Re: HEADERS and flow control

On 2014–05–21, at 9:50 PM, Greg Wilkins <gregw@intalio.com> wrote:

> 
> On 21 May 2014 09:57, David Krauss <potswa@gmail.com> wrote:
> The user has no motivation to get around flow control.
> 
> Perhaps not today, but what about in 10 years time or 20 years time???
> 
> Plus, I can already consider situations where it is desirable now.  Any time a HTTP/2.0 connection is used for shared traffic (perhaps from a connection aggregator or even just multiple client tabs all accessing a common host/service), then bypassing flow control can give an unfair slice of the multiplexed channel.  Indeed not only are headers not flow controlled, they cannot be interleave with other frames!

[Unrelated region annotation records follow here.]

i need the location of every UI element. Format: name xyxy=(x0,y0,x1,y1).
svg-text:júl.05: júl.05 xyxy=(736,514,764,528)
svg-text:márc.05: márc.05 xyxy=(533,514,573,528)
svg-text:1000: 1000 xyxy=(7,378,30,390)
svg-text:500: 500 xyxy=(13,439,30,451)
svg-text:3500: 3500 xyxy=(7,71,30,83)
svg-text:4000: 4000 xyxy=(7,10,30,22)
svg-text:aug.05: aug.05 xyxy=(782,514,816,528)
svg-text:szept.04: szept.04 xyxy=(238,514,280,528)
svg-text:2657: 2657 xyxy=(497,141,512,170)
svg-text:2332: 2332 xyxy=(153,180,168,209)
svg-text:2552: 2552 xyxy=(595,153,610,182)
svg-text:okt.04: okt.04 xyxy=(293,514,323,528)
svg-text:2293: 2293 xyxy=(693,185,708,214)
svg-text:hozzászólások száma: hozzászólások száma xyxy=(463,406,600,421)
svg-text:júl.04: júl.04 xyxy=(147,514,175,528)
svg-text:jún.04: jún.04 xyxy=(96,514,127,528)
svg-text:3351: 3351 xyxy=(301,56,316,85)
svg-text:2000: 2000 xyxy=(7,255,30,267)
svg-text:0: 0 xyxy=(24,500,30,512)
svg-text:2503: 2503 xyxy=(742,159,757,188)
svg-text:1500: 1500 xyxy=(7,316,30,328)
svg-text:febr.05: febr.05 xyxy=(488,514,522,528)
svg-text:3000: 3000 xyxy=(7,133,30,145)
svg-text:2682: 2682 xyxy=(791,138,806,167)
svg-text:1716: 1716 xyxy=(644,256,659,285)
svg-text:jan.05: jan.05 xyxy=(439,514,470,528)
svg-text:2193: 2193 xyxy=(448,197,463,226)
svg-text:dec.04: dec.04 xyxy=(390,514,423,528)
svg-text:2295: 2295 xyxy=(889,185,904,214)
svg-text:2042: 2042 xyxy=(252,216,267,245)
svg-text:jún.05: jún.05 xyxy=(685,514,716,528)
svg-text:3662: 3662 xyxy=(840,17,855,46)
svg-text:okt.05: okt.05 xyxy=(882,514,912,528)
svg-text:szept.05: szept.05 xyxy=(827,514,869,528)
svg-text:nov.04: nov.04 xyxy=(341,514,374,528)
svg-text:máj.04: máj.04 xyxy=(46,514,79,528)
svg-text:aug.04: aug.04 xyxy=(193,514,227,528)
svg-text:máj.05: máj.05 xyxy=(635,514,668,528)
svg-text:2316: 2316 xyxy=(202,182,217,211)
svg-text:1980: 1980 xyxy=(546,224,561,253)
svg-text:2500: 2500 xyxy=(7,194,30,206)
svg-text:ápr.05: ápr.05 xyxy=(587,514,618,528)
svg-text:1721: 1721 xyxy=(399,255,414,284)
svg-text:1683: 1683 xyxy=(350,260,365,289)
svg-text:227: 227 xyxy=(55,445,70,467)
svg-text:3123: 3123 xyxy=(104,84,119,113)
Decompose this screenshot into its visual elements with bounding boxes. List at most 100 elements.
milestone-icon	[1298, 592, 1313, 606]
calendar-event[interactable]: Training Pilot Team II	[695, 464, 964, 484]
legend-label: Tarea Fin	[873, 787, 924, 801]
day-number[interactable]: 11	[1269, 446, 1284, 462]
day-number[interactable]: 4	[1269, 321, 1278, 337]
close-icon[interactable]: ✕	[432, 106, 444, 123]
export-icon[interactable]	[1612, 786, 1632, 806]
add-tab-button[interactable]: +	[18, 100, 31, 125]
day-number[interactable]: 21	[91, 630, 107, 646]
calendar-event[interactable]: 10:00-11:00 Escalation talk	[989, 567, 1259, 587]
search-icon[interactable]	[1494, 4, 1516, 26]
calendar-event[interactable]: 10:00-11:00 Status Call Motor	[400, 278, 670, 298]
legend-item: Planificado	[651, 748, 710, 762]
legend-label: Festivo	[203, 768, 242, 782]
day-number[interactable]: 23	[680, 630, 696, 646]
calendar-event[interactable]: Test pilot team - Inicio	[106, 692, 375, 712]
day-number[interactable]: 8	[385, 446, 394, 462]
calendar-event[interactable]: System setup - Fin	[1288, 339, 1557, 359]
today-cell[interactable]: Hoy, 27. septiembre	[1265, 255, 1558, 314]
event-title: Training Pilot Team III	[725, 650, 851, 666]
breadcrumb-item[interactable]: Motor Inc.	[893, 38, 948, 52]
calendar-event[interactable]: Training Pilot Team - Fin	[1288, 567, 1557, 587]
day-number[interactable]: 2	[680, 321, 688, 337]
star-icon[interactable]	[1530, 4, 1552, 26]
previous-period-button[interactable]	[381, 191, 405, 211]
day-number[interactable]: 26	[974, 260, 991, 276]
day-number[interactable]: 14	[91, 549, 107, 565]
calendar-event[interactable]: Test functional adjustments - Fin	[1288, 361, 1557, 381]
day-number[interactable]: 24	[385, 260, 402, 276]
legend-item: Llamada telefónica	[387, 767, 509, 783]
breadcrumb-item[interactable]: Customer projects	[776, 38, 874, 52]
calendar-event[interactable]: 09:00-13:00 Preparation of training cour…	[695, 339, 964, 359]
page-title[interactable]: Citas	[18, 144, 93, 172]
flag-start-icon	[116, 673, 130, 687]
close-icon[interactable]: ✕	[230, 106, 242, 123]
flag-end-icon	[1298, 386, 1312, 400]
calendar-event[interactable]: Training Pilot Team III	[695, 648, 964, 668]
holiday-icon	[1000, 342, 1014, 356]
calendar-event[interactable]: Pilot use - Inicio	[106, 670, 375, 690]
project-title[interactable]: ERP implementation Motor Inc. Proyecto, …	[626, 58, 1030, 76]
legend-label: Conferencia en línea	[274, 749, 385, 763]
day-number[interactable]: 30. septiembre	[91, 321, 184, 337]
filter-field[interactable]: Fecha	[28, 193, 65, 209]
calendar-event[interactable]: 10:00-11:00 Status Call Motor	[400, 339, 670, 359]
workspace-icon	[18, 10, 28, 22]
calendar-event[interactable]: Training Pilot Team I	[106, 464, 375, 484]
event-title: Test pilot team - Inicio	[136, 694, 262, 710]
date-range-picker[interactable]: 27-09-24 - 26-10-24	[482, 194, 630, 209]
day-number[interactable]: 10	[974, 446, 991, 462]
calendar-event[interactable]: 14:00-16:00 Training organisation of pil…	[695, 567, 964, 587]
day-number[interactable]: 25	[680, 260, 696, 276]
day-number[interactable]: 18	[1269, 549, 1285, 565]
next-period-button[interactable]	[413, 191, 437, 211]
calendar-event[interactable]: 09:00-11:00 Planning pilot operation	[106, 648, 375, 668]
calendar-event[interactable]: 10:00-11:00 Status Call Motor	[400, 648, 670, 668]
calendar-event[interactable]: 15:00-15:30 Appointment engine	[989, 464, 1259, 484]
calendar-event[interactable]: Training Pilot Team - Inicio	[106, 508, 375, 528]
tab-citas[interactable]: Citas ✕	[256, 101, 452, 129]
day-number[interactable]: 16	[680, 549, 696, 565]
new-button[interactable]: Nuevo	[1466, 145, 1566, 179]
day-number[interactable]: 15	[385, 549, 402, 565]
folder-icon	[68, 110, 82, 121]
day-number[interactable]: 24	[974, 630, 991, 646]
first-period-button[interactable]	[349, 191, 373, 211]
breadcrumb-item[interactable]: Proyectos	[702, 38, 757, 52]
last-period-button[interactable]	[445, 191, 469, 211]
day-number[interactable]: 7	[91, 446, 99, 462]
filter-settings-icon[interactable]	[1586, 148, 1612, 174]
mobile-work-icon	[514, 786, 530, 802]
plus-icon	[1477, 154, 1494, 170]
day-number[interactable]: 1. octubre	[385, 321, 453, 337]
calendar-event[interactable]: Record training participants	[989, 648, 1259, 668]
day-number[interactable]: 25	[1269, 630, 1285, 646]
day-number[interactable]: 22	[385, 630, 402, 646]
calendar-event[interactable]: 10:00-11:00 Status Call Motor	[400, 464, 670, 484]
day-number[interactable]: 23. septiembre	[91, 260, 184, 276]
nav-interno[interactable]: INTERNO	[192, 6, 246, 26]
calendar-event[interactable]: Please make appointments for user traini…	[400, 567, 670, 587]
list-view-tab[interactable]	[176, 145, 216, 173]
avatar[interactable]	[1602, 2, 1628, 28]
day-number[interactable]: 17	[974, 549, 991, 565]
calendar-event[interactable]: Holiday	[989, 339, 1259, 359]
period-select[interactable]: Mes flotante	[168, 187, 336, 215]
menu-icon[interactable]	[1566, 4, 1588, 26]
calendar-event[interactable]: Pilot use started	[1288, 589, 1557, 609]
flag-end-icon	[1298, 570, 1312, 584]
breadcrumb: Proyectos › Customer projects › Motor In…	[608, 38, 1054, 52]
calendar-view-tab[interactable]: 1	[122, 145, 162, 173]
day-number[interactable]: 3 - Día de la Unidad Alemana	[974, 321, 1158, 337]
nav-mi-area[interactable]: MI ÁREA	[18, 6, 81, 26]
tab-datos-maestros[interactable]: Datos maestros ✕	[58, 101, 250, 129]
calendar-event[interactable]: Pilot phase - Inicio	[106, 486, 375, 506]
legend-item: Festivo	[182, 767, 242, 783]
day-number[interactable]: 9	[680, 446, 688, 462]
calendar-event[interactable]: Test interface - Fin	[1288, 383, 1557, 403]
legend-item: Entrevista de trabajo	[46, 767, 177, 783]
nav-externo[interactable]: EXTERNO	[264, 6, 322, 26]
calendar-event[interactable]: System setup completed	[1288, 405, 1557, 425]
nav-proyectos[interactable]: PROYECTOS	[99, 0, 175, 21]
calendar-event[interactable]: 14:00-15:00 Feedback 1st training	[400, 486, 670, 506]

The solution (which I mentioned) is to limit the size of the decoded header set. This is already necessary to keep an implementation stable. At least, that’s sufficient if the length of the block is limited by the size of the set. If duplicates are allowed, then the encoding of a header set may be arbitrarily large. If an intermediary doesn’t catch such an exploit, then I can see commandeering the connection from a reverse proxy to a server this way.

But enabling flow control would only promote an abuse. The decoded header set should not consume unbounded resources, or more than a typical connection window, no matter what. The restriction which is needed (or really, only deserves mention in the spec), is stronger than flow control.


On 2014–05–21, at 10:32 PM, Michael Sweet <msweet@apple.com> wrote:

> Even with the current header compression, there is no reason to prevent intervening DATA frames, or to omit HEADER frames from the scheduling/queuing algorithms that clients and servers must implement for HTTP/2.  The only requirement based on the header compression algorithm that has been adopted is that there can only be a single set of HEADER frames in flight in either direction, and I don't think that is a big step beyond what is already required.


Decoding takes resources even with a stateless compressor, because the in-flight header set needs to exist in memory. With the current algorithm, the server can at least hope that having a complete header set, and beginning to service the request, will free up resources to handle a new header set.